Davacılar, mirasbırakan ... tarafından davalıların mirasbırakanı...’ye yapılan temliklerin mal kaçırma amaçlı ve muvazaalı olduğu iddasını ileri sürerek eldeki davayı açmışlar, davalılar temliklerin muvazaalı olmadığını, davacıların devirlerden haberdar olduklarını ve işlemlere muvafakat ettiklerini belirterek davanın reddini savunmuşlar, İlk Derece Mahkemesince, öncesi mirasbırakan ...’e ait olmayan iki taşınmaz dışındaki devirler yönünden işlemlerin muvazaalı olduğu benimsenerek davanın kısmen kabulüne karar verilmiş, Bölge Adliye Mahkemesince mirasbırakan ...'in temlikteki amacının mal kaçırma olduğu kabul edilerek düzeltme yapılmak suretiyle yeniden kurulan hüküm taraf vekillerince temyiz edilmiş, Dairenin sayın çoğunluğu tarafından davacıların temyiz dilekçesinin değerden reddine, davalıların temyiz isteklerinin reddi ile hükmün onanmasına karar verilmiştir.
Sayın çoğunluk ile aramızdaki görüş ayrılığı hükmün onanan kısmına yöneliktir.
Şöyle ki; davalıların delil olarak dosyaya sundukları 02.04.1992 tarihli ve 14.11.1992 tarihli muvafakatnamelerde davacılar; “satışların bilgileri dahilinde olduğunu, itirazlarının bulunmadığını ve hak iddiasında bulunmayacaklarını” belirtmişlerdir. Davacılar bu açıklamaları ile temliklerin muvazaalı olmadığını ve rızalarının bulunduğunu kabul etmişlerdir. Düzenleme tarihinde mirasbırakının ölü ya da sağ olmasının sonuca etkisi bulunmamaktadır. İmzası inkar edilmeyen bu belgelerin içeriklerinin davacıları bağlayacağı kuşkusuzdur (Dairenin; 2015/18133 Esas-2018/13500 Karar, 2013/12958 Esas-2013/18091 Karar, 2013/21162 Esas-20157114 Karar sayılı aynı yöndeki emsal içtihatları)

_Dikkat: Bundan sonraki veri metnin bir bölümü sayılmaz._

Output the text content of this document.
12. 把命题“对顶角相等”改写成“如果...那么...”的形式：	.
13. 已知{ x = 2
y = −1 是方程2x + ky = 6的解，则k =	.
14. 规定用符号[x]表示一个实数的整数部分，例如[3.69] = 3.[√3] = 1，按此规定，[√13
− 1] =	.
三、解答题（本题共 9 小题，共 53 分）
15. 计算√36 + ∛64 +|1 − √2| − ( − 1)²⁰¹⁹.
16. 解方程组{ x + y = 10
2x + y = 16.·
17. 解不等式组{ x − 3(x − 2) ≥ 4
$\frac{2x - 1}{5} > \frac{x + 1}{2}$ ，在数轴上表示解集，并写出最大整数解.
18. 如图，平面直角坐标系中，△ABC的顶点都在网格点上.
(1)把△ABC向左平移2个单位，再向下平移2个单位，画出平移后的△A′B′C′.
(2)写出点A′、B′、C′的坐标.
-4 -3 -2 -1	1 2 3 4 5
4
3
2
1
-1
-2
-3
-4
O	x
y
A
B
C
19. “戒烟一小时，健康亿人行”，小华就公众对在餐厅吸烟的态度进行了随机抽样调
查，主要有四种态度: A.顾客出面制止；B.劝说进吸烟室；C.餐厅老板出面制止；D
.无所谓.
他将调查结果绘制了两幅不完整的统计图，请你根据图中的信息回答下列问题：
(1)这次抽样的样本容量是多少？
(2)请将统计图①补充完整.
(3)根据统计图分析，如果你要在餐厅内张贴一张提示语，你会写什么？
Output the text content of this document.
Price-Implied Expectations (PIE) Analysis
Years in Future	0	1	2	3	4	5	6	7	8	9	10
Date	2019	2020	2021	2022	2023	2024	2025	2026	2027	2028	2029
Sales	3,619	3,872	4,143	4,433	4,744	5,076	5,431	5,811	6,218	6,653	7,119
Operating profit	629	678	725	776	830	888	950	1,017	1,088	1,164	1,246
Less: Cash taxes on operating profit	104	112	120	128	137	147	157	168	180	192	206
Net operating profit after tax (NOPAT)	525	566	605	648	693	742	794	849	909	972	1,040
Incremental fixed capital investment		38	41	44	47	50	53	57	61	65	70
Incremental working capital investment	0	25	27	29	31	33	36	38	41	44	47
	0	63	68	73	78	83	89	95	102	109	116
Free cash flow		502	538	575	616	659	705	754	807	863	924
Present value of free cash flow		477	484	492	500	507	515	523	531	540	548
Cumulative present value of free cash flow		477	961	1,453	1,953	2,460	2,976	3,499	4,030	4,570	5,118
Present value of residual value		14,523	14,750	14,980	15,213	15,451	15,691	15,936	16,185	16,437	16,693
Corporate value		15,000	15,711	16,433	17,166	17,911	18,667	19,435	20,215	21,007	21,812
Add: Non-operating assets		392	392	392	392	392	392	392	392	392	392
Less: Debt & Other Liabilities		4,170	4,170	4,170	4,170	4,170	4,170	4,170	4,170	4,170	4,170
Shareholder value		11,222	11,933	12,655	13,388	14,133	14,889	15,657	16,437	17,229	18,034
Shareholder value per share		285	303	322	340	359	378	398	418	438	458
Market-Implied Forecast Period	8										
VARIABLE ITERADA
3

Bu halde; belgelerin içeriğinde yazılı taşınmazlar yönünden davanın reddi gerekirken, anılan belgeler yok sayılarak bu taşınmazların kabul kapsamına alınması hatalıdır. Davalıların temyiz itirazlarının bu yönüyle kabul edilmesi ve hükmün bozulması gerektiği kanaatinde olduğum için, sayın çoğunluk tarafından “doğmamış haktan feragat edilemeyeceği” gerekçesiyle belgelere itibar edilmeyerek verilen onama kararına katılmıyorum.